するとピクリと震えた将校の体だったが、参謀の手の温もりを感じたのかその温もりを逃がさないように優しく握り返してきた。そして少しずつ呼吸は落ち着いていき、その表情も迷子だった子供が母親を見つけたのかのようにホッと柔らかくなった様な気がした。そんな姿を見た参謀はふぅと息をついていたが、それと同時にどっと疲れと眠気が押し寄せ、あっという間に意識は黒く塗りつぶされてしまった。

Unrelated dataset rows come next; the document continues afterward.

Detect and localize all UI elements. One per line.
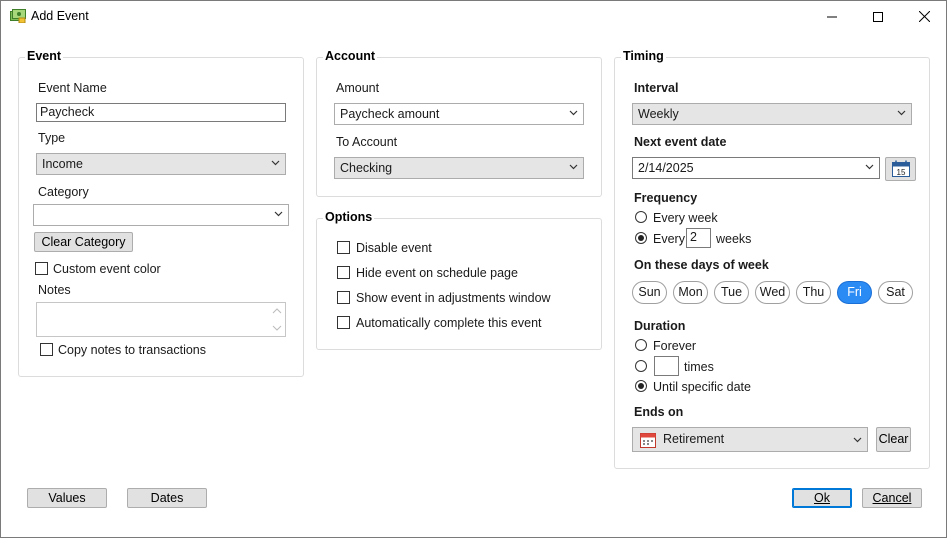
type-select[interactable]: Income (36, 153, 286, 175)
clear-category-button[interactable]: Clear Category (34, 232, 133, 252)
minimize-icon (827, 16, 837, 17)
copy-notes-checkbox[interactable] (40, 343, 53, 356)
day-sat-toggle[interactable]: Sat (878, 281, 913, 304)
maximize-button[interactable] (855, 1, 901, 32)
every-week-label: Every week (653, 211, 718, 225)
day-thu-toggle[interactable]: Thu (796, 281, 831, 304)
interval-select-value: Weekly (638, 107, 679, 121)
amount-select-value: Paycheck amount (340, 107, 440, 121)
notes-label: Notes (38, 283, 71, 297)
custom-color-label: Custom event color (53, 262, 161, 276)
cancel-button-label: Cancel (872, 491, 912, 505)
day-fri-toggle[interactable]: Fri (837, 281, 872, 304)
day-tue-toggle[interactable]: Tue (714, 281, 749, 304)
hide-event-checkbox[interactable] (337, 266, 350, 279)
type-select-value: Income (42, 157, 83, 171)
copy-notes-label: Copy notes to transactions (58, 343, 206, 357)
auto-complete-label: Automatically complete this event (356, 316, 542, 330)
maximize-icon (873, 11, 883, 22)
every-n-weeks-radio[interactable] (635, 232, 647, 244)
notes-textarea[interactable] (36, 302, 286, 337)
chevron-down-icon (569, 164, 578, 170)
hide-event-label: Hide event on schedule page (356, 266, 518, 280)
auto-complete-checkbox[interactable] (337, 316, 350, 329)
custom-color-checkbox[interactable] (35, 262, 48, 275)
type-label: Type (38, 131, 66, 145)
every-n-input[interactable]: 2 (686, 228, 711, 248)
cancel-button[interactable]: Cancel (862, 488, 922, 508)
times-input[interactable] (654, 356, 679, 376)
forever-radio[interactable] (635, 339, 647, 351)
show-adjustments-label: Show event in adjustments window (356, 291, 551, 305)
ok-button-label: Ok (814, 491, 830, 505)
event-group-title: Event (25, 49, 64, 63)
next-date-picker[interactable]: 2/14/2025 (632, 157, 880, 179)
interval-label: Interval (634, 81, 679, 95)
chevron-down-icon (271, 160, 280, 166)
disable-event-label: Disable event (356, 241, 432, 255)
account-group-title: Account (323, 49, 377, 63)
ok-button[interactable]: Ok (792, 488, 852, 508)
show-adjustments-checkbox[interactable] (337, 291, 350, 304)
scroll-down-icon[interactable] (271, 323, 283, 333)
disable-event-checkbox[interactable] (337, 241, 350, 254)
event-name-label: Event Name (38, 81, 107, 95)
app-money-icon (10, 9, 26, 24)
every-label: Every (653, 232, 685, 246)
frequency-label: Frequency (634, 191, 698, 205)
amount-select[interactable]: Paycheck amount (334, 103, 584, 125)
ends-on-label: Ends on (634, 405, 684, 419)
times-radio[interactable] (635, 360, 647, 372)
options-group: Options (316, 210, 602, 350)
interval-select[interactable]: Weekly (632, 103, 912, 125)
weeks-label: weeks (716, 232, 752, 246)
scroll-up-icon[interactable] (271, 306, 283, 316)
window-title: Add Event (31, 9, 89, 23)
minimize-button[interactable] (809, 1, 855, 32)
chevron-down-icon (853, 437, 862, 443)
calendar-event-icon (640, 433, 656, 448)
calendar-icon: 15 (891, 160, 910, 177)
until-date-label: Until specific date (653, 380, 751, 394)
chevron-down-icon (897, 110, 906, 116)
day-sun-toggle[interactable]: Sun (632, 281, 667, 304)
dates-button[interactable]: Dates (127, 488, 207, 508)
chevron-down-icon (569, 110, 578, 116)
forever-label: Forever (653, 339, 697, 353)
day-wed-toggle[interactable]: Wed (755, 281, 790, 304)
times-label: times (684, 360, 714, 374)
clear-ends-on-button[interactable]: Clear (876, 427, 911, 452)
close-icon (918, 11, 930, 22)
every-week-radio[interactable] (635, 211, 647, 223)
category-label: Category (38, 185, 89, 199)
until-date-radio[interactable] (635, 380, 647, 392)
close-button[interactable] (901, 1, 947, 32)
options-group-title: Options (323, 210, 375, 224)
add-event-dialog: Add Event Event Event Name Paycheck Type… (0, 0, 947, 538)
day-mon-toggle[interactable]: Mon (673, 281, 708, 304)
next-date-value: 2/14/2025 (638, 161, 694, 175)
calendar-day-text: 15 (896, 168, 905, 177)
to-account-select[interactable]: Checking (334, 157, 584, 179)
duration-label: Duration (634, 319, 686, 333)
chevron-down-icon (865, 164, 874, 170)
ends-on-select[interactable]: Retirement (632, 427, 868, 452)
title-bar[interactable]: Add Event (1, 1, 946, 32)
category-select[interactable] (33, 204, 289, 226)
chevron-down-icon (274, 211, 283, 217)
timing-group-title: Timing (621, 49, 666, 63)
ends-on-value: Retirement (663, 432, 725, 446)
calendar-button[interactable]: 15 (885, 157, 916, 181)
values-button[interactable]: Values (27, 488, 107, 508)
to-account-select-value: Checking (340, 161, 393, 175)
amount-label: Amount (336, 81, 380, 95)
event-name-input[interactable]: Paycheck (36, 103, 286, 122)
to-account-label: To Account (336, 135, 398, 149)
days-of-week-label: On these days of week (634, 258, 769, 272)
next-date-label: Next event date (634, 135, 727, 149)
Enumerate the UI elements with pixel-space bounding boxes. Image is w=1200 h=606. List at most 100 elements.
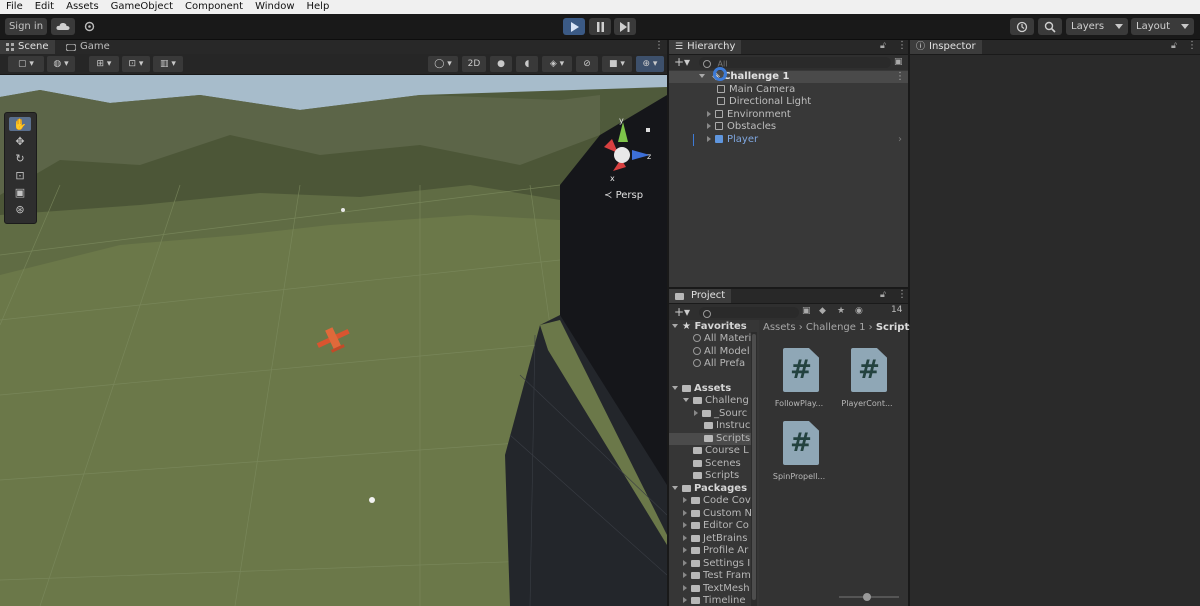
rotate-tool[interactable]: ↻ [9, 151, 31, 165]
scene-visibility-icon[interactable]: ▣ [894, 57, 903, 67]
menu-component[interactable]: Component [179, 0, 249, 14]
snap-increment-dropdown[interactable]: ⊡ ▾ [122, 56, 150, 72]
audio-dropdown[interactable]: ▥ ▾ [153, 56, 183, 72]
play-button[interactable] [563, 18, 585, 35]
hand-tool[interactable]: ✋ [9, 117, 31, 131]
script-asset[interactable]: # PlayerCont... [837, 348, 897, 418]
shading-dropdown[interactable]: ◯ ▾ [428, 56, 458, 72]
hierarchy-item[interactable]: Directional Light [669, 96, 908, 108]
collab-button[interactable] [79, 18, 99, 35]
menu-file[interactable]: File [0, 0, 29, 14]
lock-icon[interactable]: 🔓︎ [1171, 41, 1177, 51]
folder-item[interactable]: Course L [669, 445, 753, 457]
lighting-toggle[interactable]: ● [490, 56, 512, 72]
hierarchy-item[interactable]: Main Camera [669, 84, 908, 96]
gizmos-dropdown[interactable]: ⊕ ▾ [636, 56, 664, 72]
folder-item[interactable]: Challeng [669, 395, 753, 407]
cloud-button[interactable] [51, 18, 75, 35]
toggle-2d-button[interactable]: 2D [462, 56, 486, 72]
icon-size-slider[interactable] [839, 593, 899, 601]
menu-edit[interactable]: Edit [29, 0, 60, 14]
favorite-item[interactable]: All Materi [669, 333, 753, 345]
folder-item[interactable]: Scenes [669, 458, 753, 470]
more-options-icon[interactable]: ⋮ [1187, 40, 1197, 54]
package-item[interactable]: Code Cov [669, 495, 753, 507]
menu-window[interactable]: Window [249, 0, 300, 14]
favorite-icon[interactable]: ★ [837, 306, 845, 316]
filter-type-icon[interactable]: ▣ [802, 306, 811, 316]
globe-dropdown[interactable]: ◍ ▾ [47, 56, 75, 72]
project-search-input[interactable] [699, 307, 799, 318]
tab-project[interactable]: Project [669, 289, 732, 303]
breadcrumb-challenge[interactable]: Challenge 1 [806, 322, 866, 333]
hierarchy-item[interactable]: Obstacles [669, 121, 908, 133]
hierarchy-item[interactable]: Player › [669, 134, 908, 146]
projection-toggle[interactable]: ≺ Persp [604, 190, 643, 201]
lock-icon[interactable]: 🔓︎ [880, 290, 886, 300]
packages-header[interactable]: Packages [669, 483, 751, 495]
package-item[interactable]: Custom N [669, 508, 753, 520]
assets-header[interactable]: Assets [669, 383, 751, 395]
favorite-item[interactable]: All Model [669, 346, 753, 358]
package-item[interactable]: Editor Co [669, 520, 753, 532]
chevron-right-icon[interactable]: › [898, 134, 902, 146]
package-item[interactable]: TextMesh [669, 583, 753, 595]
more-options-icon[interactable]: ⋮ [897, 40, 907, 54]
tab-hierarchy[interactable]: ☰ Hierarchy [669, 40, 742, 54]
script-asset[interactable]: # SpinPropell... [769, 421, 829, 491]
lock-icon[interactable]: 🔓︎ [880, 41, 886, 51]
script-asset[interactable]: # FollowPlay... [769, 348, 829, 418]
more-options-icon[interactable]: ⋮ [654, 40, 664, 54]
package-item[interactable]: Profile Ar [669, 545, 753, 557]
hierarchy-item[interactable]: Environment [669, 109, 908, 121]
sign-in-button[interactable]: Sign in [5, 18, 47, 35]
visibility-icon[interactable]: ◉ [855, 306, 863, 316]
orientation-gizmo[interactable]: y z x [596, 117, 662, 197]
create-button[interactable]: +▾ [674, 305, 690, 319]
favorite-item[interactable]: All Prefa [669, 358, 753, 370]
package-item[interactable]: Test Fram [669, 570, 753, 582]
search-button[interactable] [1038, 18, 1062, 35]
camera-dropdown[interactable]: ■ ▾ [602, 56, 632, 72]
add-button[interactable]: +▾ [674, 55, 690, 69]
audio-toggle[interactable]: ◖ [516, 56, 538, 72]
draw-mode-dropdown[interactable]: ▢ ▾ [8, 56, 44, 72]
folder-item-selected[interactable]: Scripts [669, 433, 753, 445]
grid-snap-dropdown[interactable]: ⊞ ▾ [89, 56, 119, 72]
tab-scene[interactable]: Scene [0, 40, 55, 54]
step-button[interactable] [614, 18, 636, 35]
layers-dropdown[interactable]: Layers [1066, 18, 1128, 35]
transform-tool[interactable]: ⊛ [9, 202, 31, 216]
tree-scroll-thumb[interactable] [752, 334, 756, 600]
effects-dropdown[interactable]: ◈ ▾ [542, 56, 572, 72]
rect-tool[interactable]: ▣ [9, 185, 31, 199]
pause-button[interactable] [589, 18, 611, 35]
scale-tool[interactable]: ⊡ [9, 168, 31, 182]
package-item[interactable]: Settings I [669, 558, 753, 570]
slider-thumb[interactable] [863, 593, 871, 601]
breadcrumb-assets[interactable]: Assets [763, 322, 796, 333]
package-item[interactable]: Timeline [669, 595, 753, 606]
folder-item[interactable]: Instruc [669, 420, 753, 432]
more-options-icon[interactable]: ⋮ [897, 289, 907, 303]
layout-dropdown[interactable]: Layout [1131, 18, 1194, 35]
menu-help[interactable]: Help [301, 0, 336, 14]
move-tool[interactable]: ✥ [9, 134, 31, 148]
favorites-header[interactable]: ★ Favorites [669, 321, 751, 333]
menu-gameobject[interactable]: GameObject [105, 0, 179, 14]
menu-assets[interactable]: Assets [60, 0, 105, 14]
visibility-toggle[interactable]: ⊘ [576, 56, 598, 72]
scene-row[interactable]: ◈ Challenge 1 ⋮ [669, 71, 908, 83]
tree-scrollbar[interactable] [751, 332, 757, 606]
filter-label-icon[interactable]: ◆ [819, 306, 826, 316]
play-icon [570, 21, 579, 32]
scene-viewport[interactable]: ✋ ✥ ↻ ⊡ ▣ ⊛ y z x ≺ Persp [0, 75, 667, 606]
tab-inspector[interactable]: ⓘ Inspector [910, 40, 982, 54]
folder-item[interactable]: _Sourc [669, 408, 753, 420]
folder-item[interactable]: Scripts [669, 470, 753, 482]
package-item[interactable]: JetBrains [669, 533, 753, 545]
tab-game[interactable]: Game [60, 40, 116, 54]
history-button[interactable] [1010, 18, 1034, 35]
hierarchy-search-input[interactable]: All [699, 57, 891, 69]
more-options-icon[interactable]: ⋮ [895, 71, 905, 83]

そして、ちゅんちゅんと鳥のさえずりと共に目が覚めれば参謀は床に座り、ベッドにもたれ掛かるようにして眠っていたようで。昨日は何があったんだっけかとぼんやりとまだ疲れが残る体を動かそうとすると、何故か肩には見覚えのないブランケットを掛けられており、そして肝心のベッドは何事も無かったのかのように、もぬけの殻だった。
ちなみに、なんでもない顔で業務をしている将校にあれはなんだったんだとイラつきつつ業務報告も終わりさっさと立ち去ろうとした時に『昨日は、すまなかった。…ありがとう』って言われて何も言えなくなる参謀がいるのはまた別の話。